Question

What is the derivative of $y=\arctan \left( x \right)$?

Answer 1

Hint: In this question we have been given the term $\arctan \left( x \right)$ which we have to differentiate. We will consider the given term to be $y$ and then we will use implicit differentiation on both the sides of the expression. After using implicit derivation, we will rearrange the term in terms of $\dfrac{dy}{dx}$ and then substitute the actual value of $y$ to get the required solution.

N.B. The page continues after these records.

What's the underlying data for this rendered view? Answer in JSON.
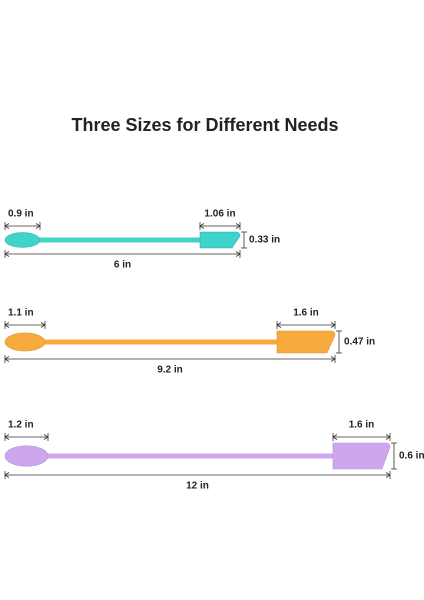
{
  "title": "Three Sizes for Different Needs",
  "items": [
    {
      "spoon_width": "0.9 in",
      "spatula_width": "1.06 in",
      "height": "0.33 in",
      "length": "6 in"
    },
    {
      "spoon_width": "1.1 in",
      "spatula_width": "1.6 in",
      "height": "0.47 in",
      "length": "9.2 in"
    },
    {
      "spoon_width": "1.2 in",
      "spatula_width": "1.6 in",
      "height": "0.6 in",
      "length": "12 in"
    }
  ]
}
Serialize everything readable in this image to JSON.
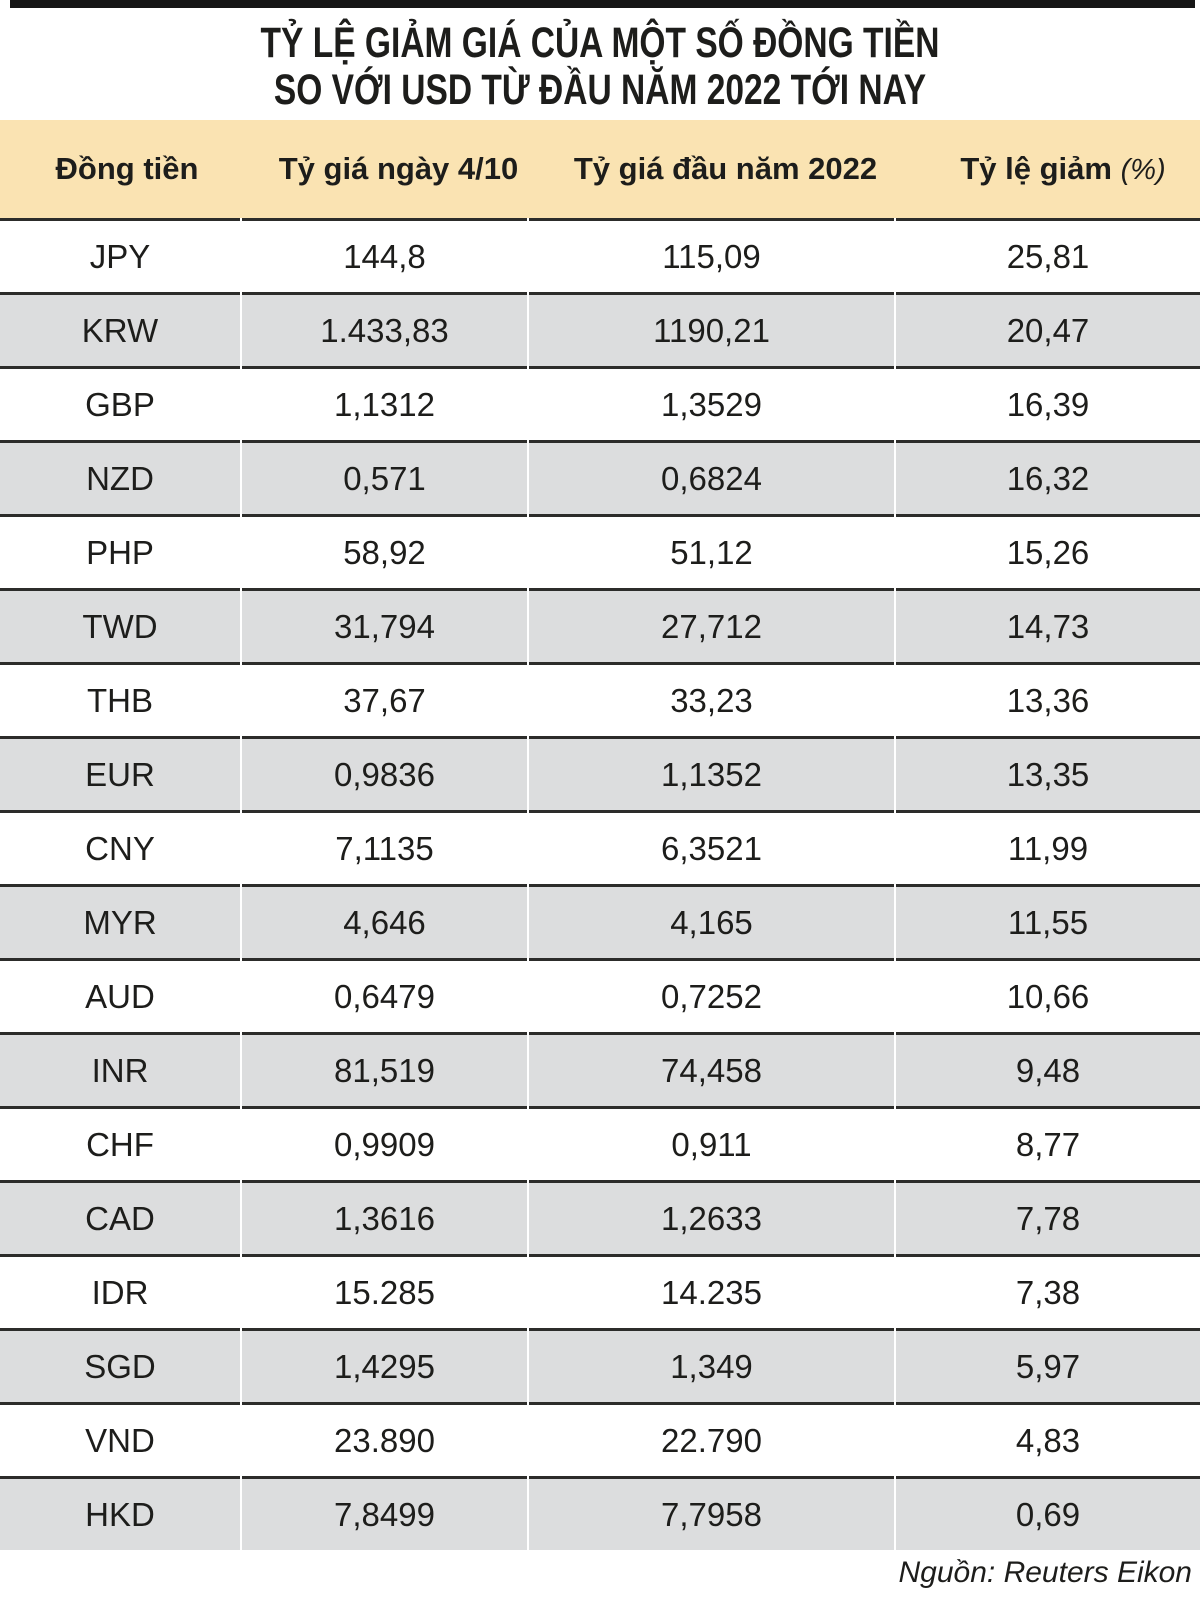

Complete step by step solution:
We have the term given to us as:
$y=\arctan \left( x \right)$
Now we know that $\arctan \left( x \right)$ is the inverse of $\tan \left( x \right)$ therefore, on taking the tan on both the sides, we get:
$\Rightarrow \tan \left( y \right)=\tan \left( \arctan \left( x \right) \right)$
Now we know the trigonometric property that $\tan \left( \arctan \left( x \right) \right)=x$ therefore, on substituting, we get:
$\Rightarrow \tan \left( y \right)=x\to \left( 1 \right)$
Now we will use implicit differentiation with respect to $x$ on both the sides of the expression therefore, we get:
$\Rightarrow \dfrac{d}{dx}\tan \left( y \right)=\dfrac{dx}{dx}$
Now we know that $\dfrac{d}{dx}\tan \left( x \right)={{\sec }^{2}}\left( x \right)$ and $\dfrac{dx}{dx}=1$ therefore, we get:
$\Rightarrow {{\sec }^{2}}\left( y \right)\dfrac{dy}{dx}=1$
Now on transferring the term ${{\sec }^{2}}\left( y \right)$ from the right-hand side to the left-hand side, we get:
$\Rightarrow \dfrac{dy}{dx}=\dfrac{1}{{{\sec }^{2}}\left( y \right)}$
Now we know the trigonometric property that ${{\sec }^{2}}\left( x \right)=1+{{\tan }^{2}}\left( x \right)$ therefore, on substituting, we get:
$\Rightarrow \dfrac{dy}{dx}=\dfrac{1}{1+{{\tan }^{2}}\left( y \right)}$
Now from equation $\left( 1 \right)$, we know that $\tan \left( y \right)=x$ therefore, on substituting, we get:
$\Rightarrow \dfrac{dy}{dx}=\dfrac{1}{1+{{x}^{2}}}$, which is the required derivative.
Therefore, we can write:
$\Rightarrow \dfrac{d}{dx}\arctan \left( x \right)=\dfrac{1}{1+{{x}^{2}}}$, which is the required solution.

Note: It is to be remembered that this derivative should be remembered as a direct formula for the derivative of the inverse function of $\arctan \left( x \right)$. In the question we used the property $\tan \left( \arctan \left( x \right) \right)=x$, the formula $\arctan \left( \tan x \right)=x$ should also be remembered. It is to be noted that in some questions $\arctan \left( x \right)$ can be written as ${{\tan }^{-1}}\left( x \right)$.